As marketers, we either need to reach people with broken washing machines or be the first firm that people think about when theirs breaks down.
Being in the buyer's mind when a demand for your service arises (when your equivalent event to the washing machine breaking happens) is an interesting strategy to consider for 2021. Many of your target clients won't be able to buy in the short term. Whether that is for economic reasons, structural reasons or for the simply because they already have a supplier.
You shouldn't just market to people with broken washing machines - be the name they know before theirs breaks
Marketing to targets that can't buy right now seems like a waste of time - especially when your marketing metrics correspond to opportunities won & revenue influenced in the last few weeks or months. Capturing the demand of short-term targets is an obvious and attractive win - but the marketing reality is decidedly different.
It might seem counterintuitive, but the real value is to be made from the clients that have working washing machines:
- Everyone is competing for short term wins, spending your time, budget and energy here is a high risk, for the same reward or less than a standard engagement.
- The market with long term needs is an order of magnitude larger than those with short term demand and an order of magnitude cheaper to reach due to lower competition.
- Positioning your offering is difficult when someone has short term demand. Across the longer time frames of the wider market, better positioning makes for less competition on price and a clear cut advantage in commanding a premium.
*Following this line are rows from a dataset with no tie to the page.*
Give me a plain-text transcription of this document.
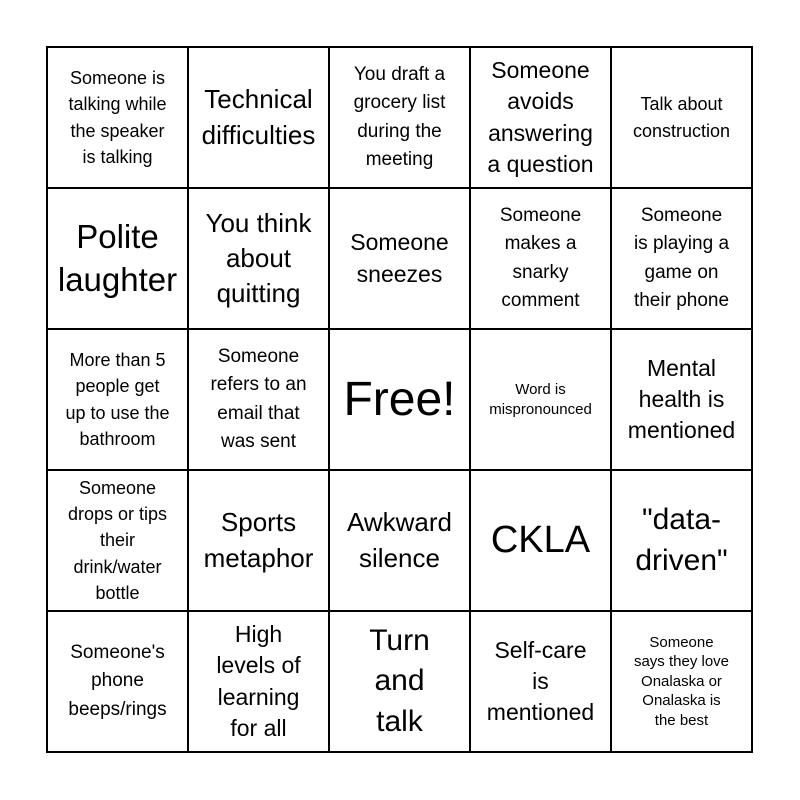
Someone is
talking while
the speaker
is talking
Technical
difficulties
You draft a
grocery list
during the
meeting
Someone
avoids
answering
a question
Talk about
construction
Polite
laughter
You think
about
quitting
Someone
sneezes
Someone
makes a
snarky
comment
Someone
is playing a
game on
their phone
More than 5
people get
up to use the
bathroom
Someone
refers to an
email that
was sent
Free!	Word is
mispronounced
Mental
health is
mentioned
Someone
drops or tips
their
drink/water
bottle
Sports
metaphor
Awkward
silence	CKLA "data-
driven"
Someone's
phone
beeps/rings
High
levels of
learning
for all
Turn
and
talk
Self-care
is
mentioned
Someone
says they love
Onalaska or
Onalaska is
the best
How to be there when the washing machine breaks.
Marketing in this way doesn't require a change in tactics, or a restructure of the way your team is structured.
It does need a change in philosophy, a move away from short term measurement and a deeper understanding of leading indicators.
In many ways, marketing to a wider audience is easier. It's easier to define who the target is, cheaper to target them and there is more opportunity for flexibility in the messaging due to the fact that you don't need to capture someone's full attention this very instant.
There are some clear steps that I elaborated on in a series of posts here:
1. Define your total target by job title, industry and ideally, firm name.
2. Reach these people cheaply and regularly in the channels where they are active (not just where they search for your service).
3. Run a message that is positive, useful and helpful. Measure and optimise for attention (read time, watch time, scroll depth)
4. Use your brand assets clearly and impactfully to build recognition of your firm and association with the services you provide, the problems you solve and the opportunities you create.